Uma vez , pisando na sombra do pai, tinha tido um encantamento igual ao de hoje : diante de si um ônibus feito artesanalmente, de quase meio metro, com inúmeras cadeiras no seu interior , as laterais fabricadas de lata e pintadas, onde se lia, em letras transversais: “Viação Cometa”. Lembra, como se fora ontem, atanazara tanto o pai para comprar aquela maravilha, que terminou por ganhar o mais comum presente do seu tempo: uma surra monumental.
Hoje, no entanto, se sentia o mais feliz homem do mundo: podia dar ao filho o mais almejado presente da sua vida de guri. Comprou-o, trêmulo, como se tivesse voltado trinta anos . Cerrou os olhos um pouco, enquanto o vendedor lhe trazia o troco, e se viu apenas de calção listrado, com barbante na mão, à guisa de volante, e dirigindo cuidadosamente aquele ônibus que por tantos e tantos anos foi o cometa de todos os seus desejos.
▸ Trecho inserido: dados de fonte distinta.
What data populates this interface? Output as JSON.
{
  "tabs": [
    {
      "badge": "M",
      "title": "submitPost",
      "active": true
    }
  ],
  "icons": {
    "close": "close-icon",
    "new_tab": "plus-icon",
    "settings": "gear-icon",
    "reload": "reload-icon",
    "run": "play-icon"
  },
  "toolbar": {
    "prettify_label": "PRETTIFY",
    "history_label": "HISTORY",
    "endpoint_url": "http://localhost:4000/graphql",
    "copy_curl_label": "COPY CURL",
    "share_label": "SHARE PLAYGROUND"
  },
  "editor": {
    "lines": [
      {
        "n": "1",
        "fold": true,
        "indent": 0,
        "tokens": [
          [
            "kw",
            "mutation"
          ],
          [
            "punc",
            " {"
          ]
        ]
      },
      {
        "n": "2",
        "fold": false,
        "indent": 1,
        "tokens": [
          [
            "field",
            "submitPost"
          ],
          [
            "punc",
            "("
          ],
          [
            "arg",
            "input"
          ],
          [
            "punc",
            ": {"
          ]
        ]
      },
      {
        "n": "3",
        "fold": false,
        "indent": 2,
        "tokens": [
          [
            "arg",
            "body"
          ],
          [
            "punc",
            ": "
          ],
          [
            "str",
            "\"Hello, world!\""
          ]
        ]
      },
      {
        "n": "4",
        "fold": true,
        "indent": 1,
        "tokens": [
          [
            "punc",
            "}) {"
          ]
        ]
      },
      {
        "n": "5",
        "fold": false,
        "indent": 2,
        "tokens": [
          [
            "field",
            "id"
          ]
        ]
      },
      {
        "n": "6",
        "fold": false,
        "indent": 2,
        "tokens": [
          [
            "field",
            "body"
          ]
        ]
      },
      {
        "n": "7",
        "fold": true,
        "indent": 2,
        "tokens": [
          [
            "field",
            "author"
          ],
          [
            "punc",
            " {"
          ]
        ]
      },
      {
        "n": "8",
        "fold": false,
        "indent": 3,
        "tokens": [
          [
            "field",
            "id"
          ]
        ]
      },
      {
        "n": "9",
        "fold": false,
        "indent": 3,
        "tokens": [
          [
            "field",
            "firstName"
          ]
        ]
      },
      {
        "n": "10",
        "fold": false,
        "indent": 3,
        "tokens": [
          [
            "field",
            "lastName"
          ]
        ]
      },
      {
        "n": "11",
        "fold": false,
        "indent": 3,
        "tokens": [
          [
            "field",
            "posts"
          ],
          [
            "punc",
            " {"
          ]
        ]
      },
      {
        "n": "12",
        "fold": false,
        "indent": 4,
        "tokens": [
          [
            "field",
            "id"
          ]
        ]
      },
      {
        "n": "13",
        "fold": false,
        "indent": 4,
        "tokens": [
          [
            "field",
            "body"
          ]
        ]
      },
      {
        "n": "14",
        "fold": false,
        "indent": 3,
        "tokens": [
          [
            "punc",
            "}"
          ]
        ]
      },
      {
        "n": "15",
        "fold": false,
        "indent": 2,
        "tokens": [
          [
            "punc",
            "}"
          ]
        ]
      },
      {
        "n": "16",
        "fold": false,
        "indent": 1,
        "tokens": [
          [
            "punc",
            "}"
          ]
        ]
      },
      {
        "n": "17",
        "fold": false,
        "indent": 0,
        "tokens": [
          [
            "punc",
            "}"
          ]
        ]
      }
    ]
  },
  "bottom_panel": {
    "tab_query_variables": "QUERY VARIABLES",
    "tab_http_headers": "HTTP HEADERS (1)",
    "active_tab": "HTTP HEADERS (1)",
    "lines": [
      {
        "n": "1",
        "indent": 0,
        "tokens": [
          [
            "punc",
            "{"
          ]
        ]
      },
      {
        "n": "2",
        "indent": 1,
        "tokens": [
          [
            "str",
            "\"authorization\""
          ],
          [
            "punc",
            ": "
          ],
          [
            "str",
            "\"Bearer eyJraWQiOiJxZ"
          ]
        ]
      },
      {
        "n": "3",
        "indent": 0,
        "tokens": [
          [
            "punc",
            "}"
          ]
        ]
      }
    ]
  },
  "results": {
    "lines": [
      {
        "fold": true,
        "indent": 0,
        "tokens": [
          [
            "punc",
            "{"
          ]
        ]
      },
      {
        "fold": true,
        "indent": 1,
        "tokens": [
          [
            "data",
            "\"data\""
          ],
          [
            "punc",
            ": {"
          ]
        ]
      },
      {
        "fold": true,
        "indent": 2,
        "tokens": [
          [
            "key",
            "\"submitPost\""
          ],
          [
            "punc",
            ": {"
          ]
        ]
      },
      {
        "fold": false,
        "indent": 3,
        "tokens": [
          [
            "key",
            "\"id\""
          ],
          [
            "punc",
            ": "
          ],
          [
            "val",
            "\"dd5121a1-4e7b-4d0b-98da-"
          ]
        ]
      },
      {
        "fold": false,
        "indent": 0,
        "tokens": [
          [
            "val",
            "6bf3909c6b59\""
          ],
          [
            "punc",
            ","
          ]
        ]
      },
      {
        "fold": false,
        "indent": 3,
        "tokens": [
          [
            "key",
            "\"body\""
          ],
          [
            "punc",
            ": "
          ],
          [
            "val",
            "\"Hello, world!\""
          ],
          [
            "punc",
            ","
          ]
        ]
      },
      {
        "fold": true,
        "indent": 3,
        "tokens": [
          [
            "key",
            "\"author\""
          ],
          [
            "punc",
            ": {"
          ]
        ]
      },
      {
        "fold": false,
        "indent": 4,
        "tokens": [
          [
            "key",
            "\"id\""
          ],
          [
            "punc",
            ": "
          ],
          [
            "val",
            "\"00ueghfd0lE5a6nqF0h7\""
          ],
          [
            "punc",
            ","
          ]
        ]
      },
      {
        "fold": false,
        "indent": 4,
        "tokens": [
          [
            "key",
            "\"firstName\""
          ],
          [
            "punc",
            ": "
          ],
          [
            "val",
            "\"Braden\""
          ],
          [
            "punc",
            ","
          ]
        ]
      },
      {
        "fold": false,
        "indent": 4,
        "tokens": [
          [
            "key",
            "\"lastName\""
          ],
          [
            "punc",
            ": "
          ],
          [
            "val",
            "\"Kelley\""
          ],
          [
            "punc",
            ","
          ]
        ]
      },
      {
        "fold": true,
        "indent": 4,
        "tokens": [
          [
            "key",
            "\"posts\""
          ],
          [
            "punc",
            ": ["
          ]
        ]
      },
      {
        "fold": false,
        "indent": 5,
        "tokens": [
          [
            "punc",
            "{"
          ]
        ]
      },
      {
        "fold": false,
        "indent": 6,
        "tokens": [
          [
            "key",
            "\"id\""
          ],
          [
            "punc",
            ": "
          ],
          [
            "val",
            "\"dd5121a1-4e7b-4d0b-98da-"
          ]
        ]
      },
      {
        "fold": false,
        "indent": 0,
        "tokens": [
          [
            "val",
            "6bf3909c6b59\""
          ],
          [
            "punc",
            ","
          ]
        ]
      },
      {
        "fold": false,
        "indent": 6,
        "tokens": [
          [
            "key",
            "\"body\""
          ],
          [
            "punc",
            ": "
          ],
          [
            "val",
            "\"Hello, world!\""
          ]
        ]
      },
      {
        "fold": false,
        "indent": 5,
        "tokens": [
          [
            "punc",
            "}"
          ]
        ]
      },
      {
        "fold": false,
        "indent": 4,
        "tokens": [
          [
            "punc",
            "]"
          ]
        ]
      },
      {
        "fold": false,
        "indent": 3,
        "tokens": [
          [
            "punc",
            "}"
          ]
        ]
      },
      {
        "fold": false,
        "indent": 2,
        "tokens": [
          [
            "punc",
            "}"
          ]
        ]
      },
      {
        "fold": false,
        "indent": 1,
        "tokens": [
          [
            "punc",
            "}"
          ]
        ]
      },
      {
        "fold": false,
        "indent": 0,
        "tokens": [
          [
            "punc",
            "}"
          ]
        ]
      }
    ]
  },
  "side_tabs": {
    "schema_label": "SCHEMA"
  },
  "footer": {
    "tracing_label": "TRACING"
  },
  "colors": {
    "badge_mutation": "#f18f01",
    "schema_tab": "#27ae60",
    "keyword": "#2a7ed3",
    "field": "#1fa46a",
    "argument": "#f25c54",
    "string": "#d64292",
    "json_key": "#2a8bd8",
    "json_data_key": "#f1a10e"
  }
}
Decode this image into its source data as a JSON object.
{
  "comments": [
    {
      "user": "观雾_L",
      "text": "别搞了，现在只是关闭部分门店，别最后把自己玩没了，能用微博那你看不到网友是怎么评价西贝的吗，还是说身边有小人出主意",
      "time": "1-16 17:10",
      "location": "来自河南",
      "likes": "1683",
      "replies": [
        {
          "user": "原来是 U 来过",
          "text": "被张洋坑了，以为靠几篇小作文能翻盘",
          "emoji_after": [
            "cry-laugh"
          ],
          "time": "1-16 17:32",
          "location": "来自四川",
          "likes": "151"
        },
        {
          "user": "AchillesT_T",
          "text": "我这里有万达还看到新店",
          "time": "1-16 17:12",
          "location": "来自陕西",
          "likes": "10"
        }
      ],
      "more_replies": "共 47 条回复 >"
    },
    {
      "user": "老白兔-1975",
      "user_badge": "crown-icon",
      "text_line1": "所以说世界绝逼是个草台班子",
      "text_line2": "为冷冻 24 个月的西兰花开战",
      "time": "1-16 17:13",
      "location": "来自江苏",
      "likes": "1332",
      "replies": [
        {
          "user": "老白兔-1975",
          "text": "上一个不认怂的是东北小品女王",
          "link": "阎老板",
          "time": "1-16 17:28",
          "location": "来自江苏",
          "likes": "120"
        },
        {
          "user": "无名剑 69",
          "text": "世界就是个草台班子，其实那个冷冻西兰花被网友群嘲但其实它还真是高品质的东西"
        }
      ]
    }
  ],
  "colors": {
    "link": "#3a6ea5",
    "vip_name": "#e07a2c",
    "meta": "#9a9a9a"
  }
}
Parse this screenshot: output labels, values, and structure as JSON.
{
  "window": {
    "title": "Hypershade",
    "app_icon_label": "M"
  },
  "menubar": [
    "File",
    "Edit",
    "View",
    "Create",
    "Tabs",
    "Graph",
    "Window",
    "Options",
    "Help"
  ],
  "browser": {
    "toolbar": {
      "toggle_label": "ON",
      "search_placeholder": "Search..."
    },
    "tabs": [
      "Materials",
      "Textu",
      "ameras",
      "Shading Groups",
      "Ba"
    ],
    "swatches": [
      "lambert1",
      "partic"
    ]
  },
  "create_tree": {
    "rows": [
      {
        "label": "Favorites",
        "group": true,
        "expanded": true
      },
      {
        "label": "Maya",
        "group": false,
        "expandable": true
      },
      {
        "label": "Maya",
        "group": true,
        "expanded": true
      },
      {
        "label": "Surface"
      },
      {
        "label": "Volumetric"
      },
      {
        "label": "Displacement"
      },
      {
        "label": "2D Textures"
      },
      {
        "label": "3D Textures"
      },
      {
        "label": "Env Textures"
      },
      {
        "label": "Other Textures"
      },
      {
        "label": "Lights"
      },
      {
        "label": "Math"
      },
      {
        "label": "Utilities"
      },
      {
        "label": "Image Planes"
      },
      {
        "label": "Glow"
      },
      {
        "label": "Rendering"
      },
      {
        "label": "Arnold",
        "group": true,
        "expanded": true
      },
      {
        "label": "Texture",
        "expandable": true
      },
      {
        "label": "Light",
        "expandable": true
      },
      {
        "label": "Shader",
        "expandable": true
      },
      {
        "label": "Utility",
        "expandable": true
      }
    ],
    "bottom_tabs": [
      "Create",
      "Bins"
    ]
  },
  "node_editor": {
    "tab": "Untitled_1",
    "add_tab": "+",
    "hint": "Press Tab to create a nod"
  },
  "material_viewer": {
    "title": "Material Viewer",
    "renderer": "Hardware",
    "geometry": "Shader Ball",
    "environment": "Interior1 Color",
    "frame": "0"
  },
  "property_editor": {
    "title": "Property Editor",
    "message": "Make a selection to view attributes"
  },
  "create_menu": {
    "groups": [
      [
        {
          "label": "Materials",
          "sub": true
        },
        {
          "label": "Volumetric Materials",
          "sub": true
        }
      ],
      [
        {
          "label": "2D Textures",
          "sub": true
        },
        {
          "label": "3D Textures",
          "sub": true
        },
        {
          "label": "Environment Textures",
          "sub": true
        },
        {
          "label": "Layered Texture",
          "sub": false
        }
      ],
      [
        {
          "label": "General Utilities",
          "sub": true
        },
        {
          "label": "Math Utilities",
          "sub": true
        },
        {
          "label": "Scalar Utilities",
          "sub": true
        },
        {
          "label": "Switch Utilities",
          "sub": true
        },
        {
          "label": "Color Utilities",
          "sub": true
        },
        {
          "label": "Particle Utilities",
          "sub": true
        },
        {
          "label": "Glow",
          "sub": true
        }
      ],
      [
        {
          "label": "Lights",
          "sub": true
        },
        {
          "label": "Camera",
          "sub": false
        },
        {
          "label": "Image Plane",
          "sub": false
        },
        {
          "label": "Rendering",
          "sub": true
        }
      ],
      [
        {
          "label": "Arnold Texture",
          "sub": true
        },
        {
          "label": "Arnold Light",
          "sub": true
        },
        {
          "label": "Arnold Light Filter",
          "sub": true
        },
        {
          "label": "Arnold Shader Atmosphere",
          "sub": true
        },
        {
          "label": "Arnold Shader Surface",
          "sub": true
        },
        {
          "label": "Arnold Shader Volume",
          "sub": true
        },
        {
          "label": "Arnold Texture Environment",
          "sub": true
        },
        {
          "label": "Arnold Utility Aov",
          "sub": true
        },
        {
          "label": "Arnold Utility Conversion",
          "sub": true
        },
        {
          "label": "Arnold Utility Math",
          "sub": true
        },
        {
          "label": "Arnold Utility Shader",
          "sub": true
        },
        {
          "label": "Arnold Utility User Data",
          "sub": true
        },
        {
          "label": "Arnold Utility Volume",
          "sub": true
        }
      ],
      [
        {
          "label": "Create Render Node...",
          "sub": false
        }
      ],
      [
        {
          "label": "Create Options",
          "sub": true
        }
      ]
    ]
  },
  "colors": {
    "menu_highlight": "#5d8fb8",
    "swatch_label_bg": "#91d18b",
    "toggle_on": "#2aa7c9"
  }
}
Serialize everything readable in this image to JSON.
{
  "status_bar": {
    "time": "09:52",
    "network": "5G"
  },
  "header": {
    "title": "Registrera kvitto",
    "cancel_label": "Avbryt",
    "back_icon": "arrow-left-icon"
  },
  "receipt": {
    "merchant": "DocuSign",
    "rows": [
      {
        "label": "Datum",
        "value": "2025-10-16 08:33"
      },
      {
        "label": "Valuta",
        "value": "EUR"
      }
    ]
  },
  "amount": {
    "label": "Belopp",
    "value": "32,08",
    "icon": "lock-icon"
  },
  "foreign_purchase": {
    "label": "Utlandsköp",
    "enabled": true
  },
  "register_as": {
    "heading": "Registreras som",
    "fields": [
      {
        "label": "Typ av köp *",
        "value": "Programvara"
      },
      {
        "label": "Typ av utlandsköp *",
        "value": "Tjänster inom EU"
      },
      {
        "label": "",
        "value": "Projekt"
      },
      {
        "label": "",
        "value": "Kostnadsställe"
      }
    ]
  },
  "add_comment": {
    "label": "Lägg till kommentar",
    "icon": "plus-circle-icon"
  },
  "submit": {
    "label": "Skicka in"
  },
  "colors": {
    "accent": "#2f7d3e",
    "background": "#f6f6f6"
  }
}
O tilintar do troco no balcão o fez viajar , num átimo, três décadas de volta. Tomou do embrulho valioso e partiu célere para casa, na expectativa de ver ,nos olhos do filho, a felicidade que poderia ter brilhado nas suas próprias retinas tantos anos atrás...
Mal abre a porta, berra, ofegante :
---Filho, olha o presente de aniversário que eu trouxe prá você!
O menino corre e rasga o invólucro, vorazmente, sem nenhum critério artístico. De repente emerge do papel picotado , o ônibus reluzente. O filho , porém, não reluz como o ônibus, o olha sem entusiasmo e pergunta, sem graça:
---- Pai, o que é que ele faz, hein? Tem controle remoto, anda sozinho?
O pai, triste,surpreso, ainda pensou em explicar que aquele carrinho fazia tudo: andava sozinho, corria, subia ladeiras e rampas, até voava e tinha controle remoto sim: A imaginação. Mas já não adiantava, o guri, hipnotizado, agora fixava seu pensamento apenas no video-game e o sonho de infância do pai estava ali jogado no chão em total desamparo --- um ônibus que capotara , perdera em algum lugar a sua força lúdica, e era agora um veículo enferrujado, obsoleto , sem rumo claro e sem destino previsível...
J. Flávio Vieira
Um comentário:
Zé: já tive decepção ao contrário do desfecho deste conto. Quando ganhei pela primeira vez um carrinho de corda. Não tinha graça nenhuma. Era de um tédio sem fim. Saia correndo numa reta e só. Não tinha barulho de motor pela minha boca, não arranhava a marcha, não gemia nas ladeiras, não dobrava na estrada, não fazia longos distância. Era apenas a corrida de uma barata tonta. Mais que bicho mais sem graça. Por isso mesmo nunca gostei destas coisas. Agora é inegável que o tempo nos mistura, você mesmo já um tanto recifense, um bocado universal, nomeando "rolimã" para que outros lhe entendam quando era "rolamento". Dizendo "pipa" num tom bem sudestino para logo escorrega no "papagaio". E vamos misturando, ora ganhando, ora perdendo e por vezes se agarrando.